For the last eight years, Republicans have claimed to have a plan to improve health care.

If you didn’t like the deductibles under Obamacare, they told you that their plan would lower those deductibles. If you didn’t like rising premiums, their plan would lower those premiums. If you didn’t like the fact that Obamacare left 28 million uninsured (in part because states such as Georgia decided to leave them uninsured), their plan would fix that too. If rural hospitals were closing, if insurers were leaving certain markets because the markets were too small and poor to be profitable, the Republican plan would fix it.

Yet no such GOP plan existed. Even worse, Republicans had no intention of having such a plan. Their “plan” all along consisted of a single paramount concept: Slash government funding for health care as much as politically possible, then divert the money saved into tax cuts targeted at the wealthy.

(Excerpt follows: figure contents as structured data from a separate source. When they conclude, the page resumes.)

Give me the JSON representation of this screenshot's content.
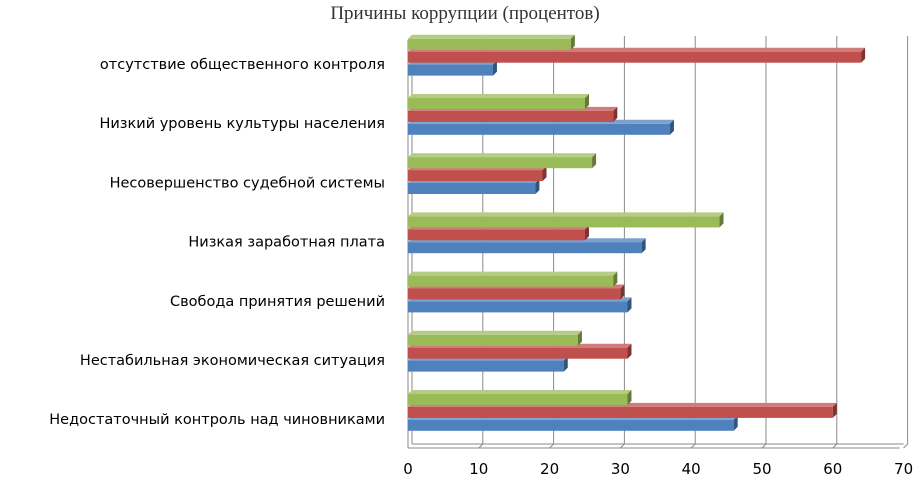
{
  "chart_data": {
    "type": "bar",
    "orientation": "horizontal",
    "title": "Причины коррупции (процентов)",
    "xlabel": "",
    "ylabel": "",
    "categories": [
      "отсутствие общественного контроля",
      "Низкий уровень культуры населения",
      "Несовершенство судебной системы",
      "Низкая заработная плата",
      "Свобода принятия решений",
      "Нестабильная экономическая ситуация",
      "Недостаточный контроль над чиновниками"
    ],
    "series": [
      {
        "color": "#4f81bd",
        "values": [
          12,
          37,
          18,
          33,
          31,
          22,
          46
        ]
      },
      {
        "color": "#c0504d",
        "values": [
          64,
          29,
          19,
          25,
          30,
          31,
          60
        ]
      },
      {
        "color": "#9bbb59",
        "values": [
          23,
          25,
          26,
          44,
          29,
          24,
          31
        ]
      }
    ],
    "xlim": [
      0,
      70
    ],
    "xticks": [
      "0",
      "10",
      "20",
      "30",
      "40",
      "50",
      "60",
      "70"
    ],
    "grid": true,
    "legend": "none",
    "style": "3d-clustered-bar"
  }
}
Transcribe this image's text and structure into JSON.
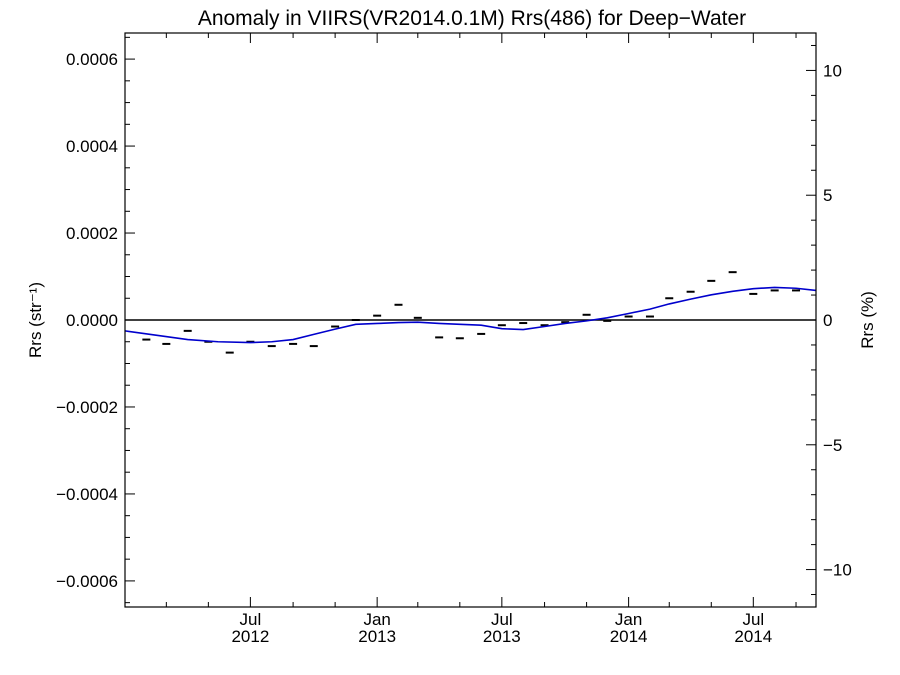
{
  "chart_data": {
    "type": "scatter",
    "title": "Anomaly in VIIRS(VR2014.0.1M) Rrs(486) for Deep−Water",
    "xlabel": "",
    "ylabel_left": "Rrs (str⁻¹)",
    "ylabel_right": "Rrs (%)",
    "xlim": [
      "2012-01-01",
      "2014-09-30"
    ],
    "ylim_left": [
      -0.00066,
      0.00066
    ],
    "ylim_right": [
      -11.5,
      11.5
    ],
    "zero_line": true,
    "x_ticks": [
      {
        "date": "2012-07-01",
        "line1": "Jul",
        "line2": "2012"
      },
      {
        "date": "2013-01-01",
        "line1": "Jan",
        "line2": "2013"
      },
      {
        "date": "2013-07-01",
        "line1": "Jul",
        "line2": "2013"
      },
      {
        "date": "2014-01-01",
        "line1": "Jan",
        "line2": "2014"
      },
      {
        "date": "2014-07-01",
        "line1": "Jul",
        "line2": "2014"
      }
    ],
    "left_ticks": [
      {
        "value": 0.0006,
        "label": "0.0006"
      },
      {
        "value": 0.0004,
        "label": "0.0004"
      },
      {
        "value": 0.0002,
        "label": "0.0002"
      },
      {
        "value": 0.0,
        "label": "0.0000"
      },
      {
        "value": -0.0002,
        "label": "−0.0002"
      },
      {
        "value": -0.0004,
        "label": "−0.0004"
      },
      {
        "value": -0.0006,
        "label": "−0.0006"
      }
    ],
    "right_ticks": [
      {
        "value": 10,
        "label": "10"
      },
      {
        "value": 5,
        "label": "5"
      },
      {
        "value": 0,
        "label": "0"
      },
      {
        "value": -5,
        "label": "−5"
      },
      {
        "value": -10,
        "label": "−10"
      }
    ],
    "series": [
      {
        "type": "scatter",
        "marker": "dash",
        "color": "#000000",
        "x": [
          "2012-02-01",
          "2012-03-01",
          "2012-04-01",
          "2012-05-01",
          "2012-06-01",
          "2012-07-01",
          "2012-08-01",
          "2012-09-01",
          "2012-10-01",
          "2012-11-01",
          "2012-12-01",
          "2013-01-01",
          "2013-02-01",
          "2013-03-01",
          "2013-04-01",
          "2013-05-01",
          "2013-06-01",
          "2013-07-01",
          "2013-08-01",
          "2013-09-01",
          "2013-10-01",
          "2013-11-01",
          "2013-12-01",
          "2014-01-01",
          "2014-02-01",
          "2014-03-01",
          "2014-04-01",
          "2014-05-01",
          "2014-06-01",
          "2014-07-01",
          "2014-08-01",
          "2014-09-01"
        ],
        "values": [
          -4.5e-05,
          -5.5e-05,
          -2.5e-05,
          -5e-05,
          -7.5e-05,
          -5e-05,
          -6e-05,
          -5.5e-05,
          -6e-05,
          -1.5e-05,
          0.0,
          1e-05,
          3.5e-05,
          5e-06,
          -4e-05,
          -4.2e-05,
          -3.2e-05,
          -1.2e-05,
          -7e-06,
          -1.2e-05,
          -5e-06,
          1.2e-05,
          -2e-06,
          8e-06,
          8e-06,
          5e-05,
          6.5e-05,
          9e-05,
          0.00011,
          6e-05,
          6.8e-05,
          6.8e-05
        ]
      },
      {
        "type": "line",
        "color": "#0000cc",
        "x": [
          "2012-01-01",
          "2012-02-15",
          "2012-04-01",
          "2012-05-15",
          "2012-07-01",
          "2012-08-01",
          "2012-09-01",
          "2012-10-01",
          "2012-11-01",
          "2012-12-01",
          "2013-01-01",
          "2013-02-01",
          "2013-03-01",
          "2013-04-01",
          "2013-05-01",
          "2013-06-01",
          "2013-07-01",
          "2013-08-01",
          "2013-09-01",
          "2013-10-01",
          "2013-11-01",
          "2013-12-01",
          "2014-01-01",
          "2014-02-01",
          "2014-03-01",
          "2014-04-01",
          "2014-05-01",
          "2014-06-01",
          "2014-07-01",
          "2014-08-01",
          "2014-09-01",
          "2014-09-30"
        ],
        "values": [
          -2.5e-05,
          -3.5e-05,
          -4.5e-05,
          -5e-05,
          -5.2e-05,
          -5e-05,
          -4.5e-05,
          -3.3e-05,
          -2.1e-05,
          -1e-05,
          -8e-06,
          -6e-06,
          -5e-06,
          -8e-06,
          -1e-05,
          -1.2e-05,
          -2e-05,
          -2.2e-05,
          -1.5e-05,
          -8e-06,
          -2e-06,
          5e-06,
          1.5e-05,
          2.5e-05,
          3.7e-05,
          4.8e-05,
          5.8e-05,
          6.6e-05,
          7.2e-05,
          7.5e-05,
          7.3e-05,
          6.8e-05
        ]
      }
    ]
  }
}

In recent weeks, we have seen that singular concept take legislative form. The Republican Senate version, the “Better Care Reconciliation Act,” doesn’t offer anything remotely like better care. It proposes to take $1.1 trillion in federal money out of the health care system over the next decade, and it replaces it with … pretty much nothing. According to the Congressional Budget Office, that will leave an additional 22 million Americans with no insurance coverage whatsoever. “The increase would be disproportionately larger among older people with lower income — particularly people between 50 and 64 years old,” the CBO predicts. In Georgia alone, according to one expert analysis, 680,000 will lose coverage.

The theory, of course, is that the free enterprise system will step in and “take care of it” as government recedes. But nowhere on this planet does the free enterprise system “take care of it,” because while the market is great at doing a lot of things, it is spectacularly ill suited for regulating access to health care.

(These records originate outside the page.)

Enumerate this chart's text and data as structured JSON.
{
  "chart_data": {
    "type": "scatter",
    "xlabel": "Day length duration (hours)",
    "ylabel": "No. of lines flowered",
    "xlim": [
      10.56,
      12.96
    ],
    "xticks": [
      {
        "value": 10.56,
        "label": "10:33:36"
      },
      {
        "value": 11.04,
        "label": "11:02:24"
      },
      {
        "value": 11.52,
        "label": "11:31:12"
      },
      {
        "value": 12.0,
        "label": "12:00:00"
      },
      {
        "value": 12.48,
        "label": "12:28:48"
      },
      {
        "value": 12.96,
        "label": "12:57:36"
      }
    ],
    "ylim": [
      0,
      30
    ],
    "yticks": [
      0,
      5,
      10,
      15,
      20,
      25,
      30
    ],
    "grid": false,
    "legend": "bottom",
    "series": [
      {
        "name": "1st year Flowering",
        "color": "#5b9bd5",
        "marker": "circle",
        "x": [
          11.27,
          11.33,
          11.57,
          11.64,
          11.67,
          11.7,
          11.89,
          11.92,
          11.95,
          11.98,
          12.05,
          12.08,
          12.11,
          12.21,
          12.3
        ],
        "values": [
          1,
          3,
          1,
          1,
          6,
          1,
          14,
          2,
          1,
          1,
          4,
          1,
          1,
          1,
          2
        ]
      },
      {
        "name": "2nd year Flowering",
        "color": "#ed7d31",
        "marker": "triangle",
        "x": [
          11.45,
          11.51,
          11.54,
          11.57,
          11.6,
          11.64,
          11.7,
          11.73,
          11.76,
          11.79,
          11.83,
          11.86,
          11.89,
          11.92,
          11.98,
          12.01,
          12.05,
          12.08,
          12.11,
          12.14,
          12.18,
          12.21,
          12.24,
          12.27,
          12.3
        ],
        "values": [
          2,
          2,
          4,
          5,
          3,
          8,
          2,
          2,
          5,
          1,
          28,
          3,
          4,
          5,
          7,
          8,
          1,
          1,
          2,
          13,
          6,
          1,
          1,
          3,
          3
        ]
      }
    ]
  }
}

A functioning market, whether the commodity is sugar, salt, steel or surgery, requires that you, the potential buyer, are able to compare prices and outcomes. It requires that buyer and seller have comparable degrees of knowledge about the goods or service being purchased. It requires that the buyer and the seller are equally motivated to reach a fair deal. It requires competition.

None of those conditions exists in health care.

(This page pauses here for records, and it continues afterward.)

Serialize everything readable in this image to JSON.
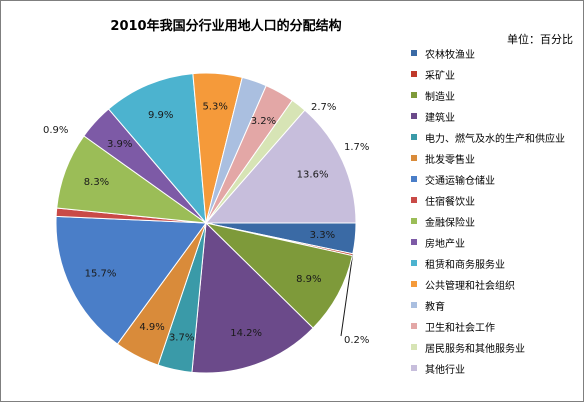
{
  "chart_data": {
    "type": "pie",
    "title": "2010年我国分行业用地人口的分配结构",
    "unit": "单位：百分比",
    "series": [
      {
        "name": "农林牧渔业",
        "value": 3.3,
        "label": "3.3%",
        "color": "#3a6aa5"
      },
      {
        "name": "采矿业",
        "value": 0.2,
        "label": "0.2%",
        "color": "#c0392b"
      },
      {
        "name": "制造业",
        "value": 8.9,
        "label": "8.9%",
        "color": "#7e9a3a"
      },
      {
        "name": "建筑业",
        "value": 14.2,
        "label": "14.2%",
        "color": "#6b4a8a"
      },
      {
        "name": "电力、燃气及水的生产和供应业",
        "value": 3.7,
        "label": "3.7%",
        "color": "#3a9aa8"
      },
      {
        "name": "批发零售业",
        "value": 4.9,
        "label": "4.9%",
        "color": "#d98b3a"
      },
      {
        "name": "交通运输仓储业",
        "value": 15.7,
        "label": "15.7%",
        "color": "#4a7ec8"
      },
      {
        "name": "住宿餐饮业",
        "value": 0.9,
        "label": "0.9%",
        "color": "#c94a47"
      },
      {
        "name": "金融保险业",
        "value": 8.3,
        "label": "8.3%",
        "color": "#9bbd57"
      },
      {
        "name": "房地产业",
        "value": 3.9,
        "label": "3.9%",
        "color": "#7d5aa6"
      },
      {
        "name": "租赁和商务服务业",
        "value": 9.9,
        "label": "9.9%",
        "color": "#4cb3cf"
      },
      {
        "name": "公共管理和社会组织",
        "value": 5.3,
        "label": "5.3%",
        "color": "#f59a3a"
      },
      {
        "name": "教育",
        "value": 2.7,
        "label": "2.7%",
        "color": "#aabfe0"
      },
      {
        "name": "卫生和社会工作",
        "value": 3.2,
        "label": "3.2%",
        "color": "#e3a7a6"
      },
      {
        "name": "居民服务和其他服务业",
        "value": 1.7,
        "label": "1.7%",
        "color": "#d7e4b5"
      },
      {
        "name": "其他行业",
        "value": 13.6,
        "label": "13.6%",
        "color": "#c7bedc"
      }
    ]
  }
}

When the doctor tells you that he can save your life, or the life of your child, spouse or parent, you’re not in a position to bargain about the price he’s going to charge you. When you’re wheeled into the emergency room after a car wreck, you can’t interview every specialist who walks into your room to make sure they’re “in network.” You can’t ask three different hospital groups to submit bids for your breast cancer treatment, nor can you accurately compare survival rates. If a pharmaceutical company wants to charge you $5,000 a month for the drug that will save your life, you pay it or you die.

But here’s where it really falls apart: The basic premise of the marketplace is that if you can’t afford it, you can’t have it. In this case, if you can’t afford health care, you don’t get health care. If we’re willing to do that — if we’re willing to accept the “collateral damage” of untreated illness and unnecessary death, if we treat health care as a luxury item available to some, rather than a right available to all — then the GOP approach can work, after a fashion.

The GOP has shown itself willing to do all that. I’m not.